How Defining Your Values and Mission Can Save Your Sanity in Leadership

When Leadership Starts to Cost You: Why Values Matter More Than You Think

There’s a point many women in leadership reach where the problem isn’t workload alone.

It’s the constant friction.

The feeling of being pulled in too many directions.
Saying yes when something inside you is already tired.
Making decisions that look sensible on paper but feel wrong in your body.

Often, that friction gets labelled as stress or overwhelm.

But more often than not, it’s something quieter:
you’re living and working in ways that no longer match what actually matters to you.

When everything feels urgent, nothing feels right

I’ve worked with women who are running organisations, leading teams, caring for family members, holding communities together - and quietly wondering why they feel so lost.

Not incapable.
Not ungrateful.
Just… misaligned.

I remember a period in my own life where I was doing meaningful work, saying yes to things that looked important, and still ending most days feeling hollow and exhausted.

My diary was full.
My sense of direction wasn’t.

That’s usually the moment burnout starts to gather pace.

Values aren’t abstract. They show up in your nervous system.

Values get talked about as if they’re philosophical. They’re not.

They’re practical.

When your values are unclear, everything takes more effort:

  • decisions feel heavier than they need to

  • boundaries feel personal rather than protective

  • guilt creeps in when you try to say no

Your nervous system stays on high alert because it can’t tell what’s essential and what isn’t.

Clarity reduces load.
Not by doing less - but by making fewer things matter.

A quieter way to get clear on values

This doesn’t need a worksheet marathon.

A good starting question is simply:
What am I repeatedly overriding in order to keep everything going?

Fatigue.
Time.
Creativity.
Connection.
Health.

Those are often signposts to values that are being ignored.
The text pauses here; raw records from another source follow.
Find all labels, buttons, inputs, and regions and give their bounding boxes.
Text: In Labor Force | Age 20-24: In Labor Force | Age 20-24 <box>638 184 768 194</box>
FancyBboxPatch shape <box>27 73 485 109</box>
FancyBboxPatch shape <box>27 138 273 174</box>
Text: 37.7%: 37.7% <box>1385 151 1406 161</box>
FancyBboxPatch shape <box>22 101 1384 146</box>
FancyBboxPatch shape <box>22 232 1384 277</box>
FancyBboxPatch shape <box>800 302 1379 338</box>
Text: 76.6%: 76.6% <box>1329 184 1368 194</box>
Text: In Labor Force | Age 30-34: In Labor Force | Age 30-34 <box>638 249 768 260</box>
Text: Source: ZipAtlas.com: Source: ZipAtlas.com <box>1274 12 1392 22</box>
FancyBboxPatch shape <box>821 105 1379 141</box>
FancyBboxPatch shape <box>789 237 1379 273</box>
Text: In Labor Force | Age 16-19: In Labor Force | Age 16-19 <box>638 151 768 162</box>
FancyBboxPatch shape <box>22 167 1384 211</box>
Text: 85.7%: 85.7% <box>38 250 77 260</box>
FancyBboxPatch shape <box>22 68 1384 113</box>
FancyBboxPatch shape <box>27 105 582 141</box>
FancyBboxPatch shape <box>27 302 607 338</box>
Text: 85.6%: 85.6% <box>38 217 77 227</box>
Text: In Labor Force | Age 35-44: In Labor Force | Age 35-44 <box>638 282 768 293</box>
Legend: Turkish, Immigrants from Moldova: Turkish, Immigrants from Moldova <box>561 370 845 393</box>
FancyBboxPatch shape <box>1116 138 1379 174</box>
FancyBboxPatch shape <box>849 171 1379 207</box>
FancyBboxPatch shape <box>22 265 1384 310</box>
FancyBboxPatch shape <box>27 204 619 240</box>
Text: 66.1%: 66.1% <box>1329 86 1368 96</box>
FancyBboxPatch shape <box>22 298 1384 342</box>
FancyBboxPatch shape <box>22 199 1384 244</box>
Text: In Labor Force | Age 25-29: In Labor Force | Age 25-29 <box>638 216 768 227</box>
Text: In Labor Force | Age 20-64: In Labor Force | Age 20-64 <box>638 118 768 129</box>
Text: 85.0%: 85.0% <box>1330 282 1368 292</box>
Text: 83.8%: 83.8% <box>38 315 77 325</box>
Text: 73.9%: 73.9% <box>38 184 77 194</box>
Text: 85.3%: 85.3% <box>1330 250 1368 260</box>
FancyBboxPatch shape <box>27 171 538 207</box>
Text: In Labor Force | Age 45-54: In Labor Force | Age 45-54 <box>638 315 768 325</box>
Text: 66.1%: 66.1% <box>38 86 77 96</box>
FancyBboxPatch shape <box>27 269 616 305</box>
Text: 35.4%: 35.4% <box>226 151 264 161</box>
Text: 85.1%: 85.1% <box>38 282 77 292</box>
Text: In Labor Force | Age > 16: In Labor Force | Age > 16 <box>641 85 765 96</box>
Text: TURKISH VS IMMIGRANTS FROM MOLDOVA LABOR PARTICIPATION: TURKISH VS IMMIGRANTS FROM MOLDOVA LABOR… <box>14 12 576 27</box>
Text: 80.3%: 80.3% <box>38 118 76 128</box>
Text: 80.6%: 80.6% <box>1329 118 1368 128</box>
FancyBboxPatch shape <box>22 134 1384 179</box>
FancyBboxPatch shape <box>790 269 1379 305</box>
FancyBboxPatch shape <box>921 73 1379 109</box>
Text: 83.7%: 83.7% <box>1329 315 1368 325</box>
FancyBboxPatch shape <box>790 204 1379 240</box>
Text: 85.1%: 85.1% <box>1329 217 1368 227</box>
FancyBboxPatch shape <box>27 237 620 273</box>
You don’t need five perfect words.
You need enough clarity to notice when something costs you more than it gives.

Decisions get easier when you stop negotiating with yourself

Once your values are clearer, decisions stop being moral dilemmas and start becoming practical choices.

Not:
“Am I allowed to say no?”

But:
“Does this belong in my life now?”

That shift alone reduces an enormous amount of internal stress.

You stop performing alignment.
You start responding honestly.

Mission isn’t a slogan. It’s a reference point.

I’m wary of grand mission statements. Most people don’t need one.

What does help is knowing what you’re orienting towards when things get messy.

A personal mission isn’t about aspiration.
It’s about direction.

At times in my life when everything felt like too much, I didn’t need motivation. I needed something steady to come back to — a reminder of why I was doing the work I was doing, and what I wasn’t willing to sacrifice for it.

That’s not fluff.
That’s containment.

When values and mission are out of sync, burnout fills the gap

Burnout often isn’t caused by caring too much.

It’s caused by caring deeply while living out of alignment — for too long.

When what you value, what you’re responsible for, and what you’re expected to carry don’t line up, your system pays the price.

When they do line up, something softens.
Not everything becomes easy.
But it becomes more honest.

You don’t need to become someone else to lead well

After 25 years working in mental health, I’ve seen this again and again: women don’t burn out because they lack resilience.

They burn out because they’ve been adapting endlessly without a clear anchor.

What tends to help is finding a way of leading that doesn’t involve constantly pushing past yourself.

A closing thought

If leadership is starting to feel heavy in your body, not just your diary, it’s worth paying attention.

Values and mission won’t solve everything.

But they can give you back something many women quietly lose along the way:
a sense of inner permission to lead in a way that actually fits.